Banca Etruria alla volata finale. Esuberi e deteriorati i nodi da sciogliere

In lizza ancora fondi Usa, Bper e Bnl. Le stime su sofferenze e personale

IL MANAGEMENT Roberto Nicastro, presidente, e in alto Roberto Bertola, Ad di Banca Etruria

IL MANAGEMENT Roberto Nicastro, presidente, e in alto Roberto Bertola, Ad di Banca Etruria

Arezzo, 2 settembre 2016- Ormai siamo alla volata finale. E per Banca Etruria se la gioca un gruppetto che al massimo comprende quattro campioni più un paio di outsider. Da Milano gli ambienti vicini al presidente Roberto Nicastro confermano: si chiude entro il fine settimana e da lunedì cominciano le trattative vere, quelle con chi ci sta. Gli interessati, ad oggi, paiono abbastanza assodati: i due fondi americani Apollo e Lone Star la cui offerta irrinunciabile (non superiore ai 400 milioni per l’intero pacchetto delle 4 good bank) era stata respinta al mittente ai primi di agosto, Bper, che pure in due Cda consecutivi non ha ancora presentato alcuna proposta concreta (ma la stampa finanziaria continua parlare di 300 milioni per i due bocconi più grossi, Etruria e Marche), e Bnl-Bnp Paribas, che guarderebbe anch’essa al binomio Arezzo-Ancona.

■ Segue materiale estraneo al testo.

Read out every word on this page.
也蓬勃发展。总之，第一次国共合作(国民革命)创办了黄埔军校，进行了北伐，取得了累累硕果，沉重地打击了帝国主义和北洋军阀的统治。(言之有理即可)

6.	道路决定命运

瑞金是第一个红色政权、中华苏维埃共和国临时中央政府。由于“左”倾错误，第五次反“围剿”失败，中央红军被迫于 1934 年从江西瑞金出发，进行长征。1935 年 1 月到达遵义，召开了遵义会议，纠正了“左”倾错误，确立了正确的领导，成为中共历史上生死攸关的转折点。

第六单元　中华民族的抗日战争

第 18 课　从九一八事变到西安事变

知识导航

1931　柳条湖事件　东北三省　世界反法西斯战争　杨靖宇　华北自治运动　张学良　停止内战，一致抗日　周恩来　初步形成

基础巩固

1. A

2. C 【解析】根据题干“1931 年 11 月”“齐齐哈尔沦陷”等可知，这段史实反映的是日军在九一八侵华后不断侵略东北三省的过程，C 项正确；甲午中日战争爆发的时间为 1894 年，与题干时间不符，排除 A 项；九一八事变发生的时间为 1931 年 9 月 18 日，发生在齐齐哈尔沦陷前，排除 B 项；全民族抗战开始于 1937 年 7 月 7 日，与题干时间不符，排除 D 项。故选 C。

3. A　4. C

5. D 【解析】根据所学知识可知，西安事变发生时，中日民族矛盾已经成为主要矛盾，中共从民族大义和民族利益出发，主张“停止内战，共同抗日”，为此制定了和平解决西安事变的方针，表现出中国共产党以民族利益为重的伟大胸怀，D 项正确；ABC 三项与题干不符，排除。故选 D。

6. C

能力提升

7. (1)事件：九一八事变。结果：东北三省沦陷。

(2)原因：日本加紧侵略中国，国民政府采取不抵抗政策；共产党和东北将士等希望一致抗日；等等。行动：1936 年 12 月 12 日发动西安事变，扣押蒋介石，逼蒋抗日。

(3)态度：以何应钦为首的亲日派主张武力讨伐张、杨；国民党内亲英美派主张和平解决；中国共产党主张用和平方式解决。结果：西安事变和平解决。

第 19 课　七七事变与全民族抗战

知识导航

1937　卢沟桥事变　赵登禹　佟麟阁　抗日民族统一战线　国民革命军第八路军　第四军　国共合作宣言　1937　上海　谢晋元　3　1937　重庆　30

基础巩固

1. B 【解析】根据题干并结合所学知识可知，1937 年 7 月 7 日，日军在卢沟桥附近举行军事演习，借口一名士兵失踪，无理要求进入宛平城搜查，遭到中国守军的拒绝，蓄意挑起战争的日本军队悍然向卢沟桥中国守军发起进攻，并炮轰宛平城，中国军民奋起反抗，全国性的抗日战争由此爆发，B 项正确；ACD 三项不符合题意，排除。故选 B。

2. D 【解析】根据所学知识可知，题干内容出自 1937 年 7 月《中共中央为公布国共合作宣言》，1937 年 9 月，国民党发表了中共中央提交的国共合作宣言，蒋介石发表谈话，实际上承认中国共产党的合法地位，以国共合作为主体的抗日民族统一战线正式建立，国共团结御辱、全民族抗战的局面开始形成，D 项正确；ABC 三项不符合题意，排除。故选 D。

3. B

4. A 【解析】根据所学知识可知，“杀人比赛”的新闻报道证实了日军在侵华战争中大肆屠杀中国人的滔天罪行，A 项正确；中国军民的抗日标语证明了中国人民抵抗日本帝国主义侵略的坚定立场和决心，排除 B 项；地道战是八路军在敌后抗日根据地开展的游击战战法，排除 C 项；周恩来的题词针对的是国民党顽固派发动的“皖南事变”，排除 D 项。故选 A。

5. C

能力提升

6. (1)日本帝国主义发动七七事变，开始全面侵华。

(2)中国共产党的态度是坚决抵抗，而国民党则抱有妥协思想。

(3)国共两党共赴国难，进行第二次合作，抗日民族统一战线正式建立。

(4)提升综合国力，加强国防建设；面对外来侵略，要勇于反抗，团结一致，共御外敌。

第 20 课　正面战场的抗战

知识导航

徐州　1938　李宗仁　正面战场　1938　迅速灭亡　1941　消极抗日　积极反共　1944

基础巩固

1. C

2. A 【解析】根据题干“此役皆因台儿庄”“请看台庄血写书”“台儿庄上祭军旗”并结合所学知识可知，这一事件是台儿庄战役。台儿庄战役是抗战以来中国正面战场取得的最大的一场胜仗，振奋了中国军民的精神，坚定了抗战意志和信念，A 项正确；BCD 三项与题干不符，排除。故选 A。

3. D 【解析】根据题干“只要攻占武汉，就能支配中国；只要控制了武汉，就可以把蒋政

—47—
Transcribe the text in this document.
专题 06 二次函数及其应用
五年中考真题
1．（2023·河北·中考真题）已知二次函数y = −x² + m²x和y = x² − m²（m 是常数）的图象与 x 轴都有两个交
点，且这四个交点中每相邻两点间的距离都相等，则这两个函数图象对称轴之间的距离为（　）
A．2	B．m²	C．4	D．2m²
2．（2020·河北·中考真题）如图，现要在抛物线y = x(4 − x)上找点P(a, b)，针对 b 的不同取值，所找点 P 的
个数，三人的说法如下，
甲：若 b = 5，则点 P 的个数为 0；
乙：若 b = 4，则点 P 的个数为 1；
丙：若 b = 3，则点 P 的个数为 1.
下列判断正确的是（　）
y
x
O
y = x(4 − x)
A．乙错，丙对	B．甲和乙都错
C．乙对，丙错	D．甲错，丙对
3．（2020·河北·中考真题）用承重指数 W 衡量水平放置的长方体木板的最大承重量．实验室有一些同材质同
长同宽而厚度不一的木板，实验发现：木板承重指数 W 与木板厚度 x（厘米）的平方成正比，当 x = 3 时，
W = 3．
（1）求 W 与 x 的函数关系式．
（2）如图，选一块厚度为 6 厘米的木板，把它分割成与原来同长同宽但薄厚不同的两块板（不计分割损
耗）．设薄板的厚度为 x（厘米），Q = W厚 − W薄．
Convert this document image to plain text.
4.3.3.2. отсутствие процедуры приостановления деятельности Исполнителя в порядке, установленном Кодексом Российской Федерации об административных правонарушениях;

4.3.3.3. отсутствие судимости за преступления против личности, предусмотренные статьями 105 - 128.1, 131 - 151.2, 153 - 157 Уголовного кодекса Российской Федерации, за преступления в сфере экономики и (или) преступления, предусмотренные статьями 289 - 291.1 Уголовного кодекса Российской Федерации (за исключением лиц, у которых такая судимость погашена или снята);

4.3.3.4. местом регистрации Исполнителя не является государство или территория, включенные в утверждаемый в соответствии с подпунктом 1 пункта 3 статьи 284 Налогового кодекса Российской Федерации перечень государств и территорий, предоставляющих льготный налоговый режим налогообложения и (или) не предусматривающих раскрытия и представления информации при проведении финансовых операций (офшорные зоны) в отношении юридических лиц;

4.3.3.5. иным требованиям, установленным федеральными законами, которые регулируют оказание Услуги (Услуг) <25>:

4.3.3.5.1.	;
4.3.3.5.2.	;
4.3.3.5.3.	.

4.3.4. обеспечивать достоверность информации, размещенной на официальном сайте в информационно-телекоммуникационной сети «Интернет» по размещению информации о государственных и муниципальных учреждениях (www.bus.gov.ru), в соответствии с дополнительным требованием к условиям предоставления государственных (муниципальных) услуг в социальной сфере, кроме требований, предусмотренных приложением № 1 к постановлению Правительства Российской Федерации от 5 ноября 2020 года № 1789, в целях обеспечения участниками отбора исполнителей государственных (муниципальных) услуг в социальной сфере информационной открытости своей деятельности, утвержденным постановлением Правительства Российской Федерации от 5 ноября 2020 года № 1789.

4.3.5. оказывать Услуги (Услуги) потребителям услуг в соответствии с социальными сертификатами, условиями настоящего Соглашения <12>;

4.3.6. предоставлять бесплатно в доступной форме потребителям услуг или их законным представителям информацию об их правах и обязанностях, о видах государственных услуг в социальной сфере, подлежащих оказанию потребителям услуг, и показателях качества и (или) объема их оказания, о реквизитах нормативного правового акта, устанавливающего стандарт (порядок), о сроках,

In panchina il gruppo riassicurativo panamense Barents, più freddo sull’idea di farsi avanti per le compagnie assicurative di Bpel, ossia Bap Vita e Bap danni, e il fondo londinese Apax, che non è mai sceso in campo davvero. C’è poi il Fantasma dell’Opera, ovvero il Godot del Fondo Interbancario, che è una specie di Araba Fenice: che ci sia lo dicono in tanti da novembre, dove sia nessuno lo sa.

Sul tappeto tuttavia restano almeno due questioni. Intanto c’è il problema esuberi del personale. Secondo alcune fonti, Bper ne stimerebbe 800 fra Etruria e Marche su un totale di quasi 5 mila dipendenti (1800 a Bpel), quasi il 20 per cento. La maggioranza potrebbe riguardare proprio Ancona, dove non è stato ancora predisposto alcuno snellimento di personale. mentre via Calamandrei (col piano varato prima del commissariamento) ha già fatto i compiti a casa, solidarietà e prepensionamenti. I sindacati mettono le mani avanti contro la «macelleria sociale», ma qualche ulteriore sacrificio è nella logica delle cose.

C’è poi il caso dei deteriorati che riemergono. Sono quelli maturati dopo la pulizia della cessione alla Bad Bank. Secondo le prime stime, sarebbero 800 milioni di sofferenze e 3 miliardi di crediti incagliati per l’intero polo delle 4 good bank, di cui la gran parte sarebbero in pancia ai due istituti maggiori, Bpel e Marche. Per quanto riguarda le sofferenze, sarebbero già coperte per mezzo miliardo, con una correzione da fare minima, di una cinquantina di milioni, mentre per gli incagli la garanzia al 25 per cento andrebbe portata al 40, con una spesa di 420 milioni. Chi compra, soprattutto Bper e Bnl, chiede garanzia, gli studi legali sono al lavoro per risolvere il problema, probabilmente i potenziali acquirenti chiederanno decurtazioni del prezzo.

E lì si cade precisi nell’altro tema caldo. Perchè se è chiaro che a questo punto le banche finanziatrici del Fondo di risoluzione (inizialmente Intesa, Unicredit e Ubi) non recupereranno mai gli 1,8 miliardi messi a disposizione, la mission di Nicastro è di ridurre al minimo la perdita. Per questo, oltre che per una serie di paletti posti, le offerte degli americani erano state giudicate irricevibili. A quanto pare, Apollo e Lone Star le avrebbero riproposte quasi pari pari, le banche italiane sarebbero pronte a offrire qualcosa in più (lo spezzatino, cioè la vendita banca per banca potrebbe portare in cassa mezzo miliardo) ma la differenza con la dote iniziale resta importante. E’ un’altra spina del dossier bancario, che in Italia punge come non mai.